Configure CMOS for Kubernetes deployment

Developer Preview

Tutorials are provided to demonstrate how a particular problem may be solved. Tutorials are accurate at the time of writing but rely heavily on third party software. The third party software is not directly supported by Couchbase. For further help in the event of a problem, contact the relevant software maintainer.

Overview

Couchbase Monitoring and Observability Stack (also known as CMOS) is a simple, out-of-the-box solution built using industry standard tooling to observe the state of a running Couchbase cluster. CMOS can be deployed to monitor the Couchbase clusters deployed via Couchbase Autonomous Operator (CAO) running on Kubernetes.

Deploy CMOS

CMOS is deployed on Kubernetes platform using a standard set of resources like Deployment, Services etc. The following sections describe how to deploy these standard objects. They also include information on configuring these services.

Prometheus Configuration

The prometheus configuration file is a standard way of specifying the configuration for the prometheus server. Prometheus configuration can be externalized using a Kubernetes ConfigMap, which contains all the details including credentials, and targets to scrape metrics. By externalizing Prometheus configuration to a Kubernetes config map, you don’t have to build the Prometheus image whenever you need to add or remove a configuration. You simply need to update the config map and restart the Prometheus pods to apply the new configuration.

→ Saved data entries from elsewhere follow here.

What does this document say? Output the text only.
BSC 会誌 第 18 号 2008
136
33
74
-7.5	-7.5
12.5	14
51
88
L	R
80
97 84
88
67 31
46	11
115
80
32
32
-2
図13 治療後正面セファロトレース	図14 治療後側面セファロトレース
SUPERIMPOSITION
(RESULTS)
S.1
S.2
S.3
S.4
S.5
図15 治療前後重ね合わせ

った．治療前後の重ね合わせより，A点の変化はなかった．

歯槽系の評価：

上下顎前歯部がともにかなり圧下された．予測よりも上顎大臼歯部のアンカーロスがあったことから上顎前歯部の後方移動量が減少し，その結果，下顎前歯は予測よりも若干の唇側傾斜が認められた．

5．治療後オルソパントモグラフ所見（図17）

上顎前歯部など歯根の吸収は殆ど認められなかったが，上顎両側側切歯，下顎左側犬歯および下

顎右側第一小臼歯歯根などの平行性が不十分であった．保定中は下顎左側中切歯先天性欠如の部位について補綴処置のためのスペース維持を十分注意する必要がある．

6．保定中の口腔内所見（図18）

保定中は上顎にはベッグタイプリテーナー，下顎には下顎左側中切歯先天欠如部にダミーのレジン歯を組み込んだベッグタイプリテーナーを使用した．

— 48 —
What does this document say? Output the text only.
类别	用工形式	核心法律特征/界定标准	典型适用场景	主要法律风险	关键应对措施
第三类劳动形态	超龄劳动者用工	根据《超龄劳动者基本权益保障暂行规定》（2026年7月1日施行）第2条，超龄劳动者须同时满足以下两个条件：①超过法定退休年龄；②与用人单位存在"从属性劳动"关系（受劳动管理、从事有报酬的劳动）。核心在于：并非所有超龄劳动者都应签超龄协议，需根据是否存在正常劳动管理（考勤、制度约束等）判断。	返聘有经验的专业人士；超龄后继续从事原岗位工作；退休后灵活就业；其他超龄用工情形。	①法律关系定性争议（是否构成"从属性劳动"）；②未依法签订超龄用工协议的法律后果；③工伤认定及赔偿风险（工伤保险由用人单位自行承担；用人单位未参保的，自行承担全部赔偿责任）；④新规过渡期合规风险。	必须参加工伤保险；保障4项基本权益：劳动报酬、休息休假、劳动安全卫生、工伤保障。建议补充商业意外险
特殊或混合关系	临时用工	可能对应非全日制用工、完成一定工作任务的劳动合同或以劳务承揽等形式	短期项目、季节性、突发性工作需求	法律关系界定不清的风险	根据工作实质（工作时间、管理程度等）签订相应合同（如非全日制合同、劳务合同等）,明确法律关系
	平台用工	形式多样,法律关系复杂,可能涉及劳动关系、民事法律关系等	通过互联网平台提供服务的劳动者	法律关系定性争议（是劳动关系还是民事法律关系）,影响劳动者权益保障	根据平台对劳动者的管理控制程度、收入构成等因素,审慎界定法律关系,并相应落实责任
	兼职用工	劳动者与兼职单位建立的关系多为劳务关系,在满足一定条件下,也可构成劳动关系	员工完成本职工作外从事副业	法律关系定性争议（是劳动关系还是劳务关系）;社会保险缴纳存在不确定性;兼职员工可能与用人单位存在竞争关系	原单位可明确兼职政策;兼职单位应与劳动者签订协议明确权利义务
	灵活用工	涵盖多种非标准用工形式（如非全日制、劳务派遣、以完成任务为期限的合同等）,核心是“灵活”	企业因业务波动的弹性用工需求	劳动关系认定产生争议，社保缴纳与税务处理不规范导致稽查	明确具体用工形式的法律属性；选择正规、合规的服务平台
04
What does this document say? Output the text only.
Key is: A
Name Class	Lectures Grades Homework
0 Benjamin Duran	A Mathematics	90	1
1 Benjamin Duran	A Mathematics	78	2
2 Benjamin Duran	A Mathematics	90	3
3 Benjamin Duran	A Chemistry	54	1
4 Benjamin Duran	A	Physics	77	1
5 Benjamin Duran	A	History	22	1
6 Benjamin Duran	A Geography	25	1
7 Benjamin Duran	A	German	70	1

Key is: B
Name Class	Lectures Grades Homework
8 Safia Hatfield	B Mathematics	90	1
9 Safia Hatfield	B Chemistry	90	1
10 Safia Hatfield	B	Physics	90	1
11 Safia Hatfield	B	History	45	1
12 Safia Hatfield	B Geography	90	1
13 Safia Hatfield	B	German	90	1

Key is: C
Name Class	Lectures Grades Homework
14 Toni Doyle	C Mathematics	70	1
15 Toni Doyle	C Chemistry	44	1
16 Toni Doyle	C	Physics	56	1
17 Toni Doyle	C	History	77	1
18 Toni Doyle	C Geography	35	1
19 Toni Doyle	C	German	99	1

The following is an example file that contains default configuration for CMOS prometheus to work out of the box. Run the below command in the console to create it.

mkdir -p ./prometheus/custom/alerting
cat <<EOF >./prometheus/custom/prometheus-k8s.yml
# This is a template file we use so we can substitute environment variables at launch
global:
    scrape_interval: 30s
    evaluation_interval: 30s
  # scrape_timeout is set to the global default (10s).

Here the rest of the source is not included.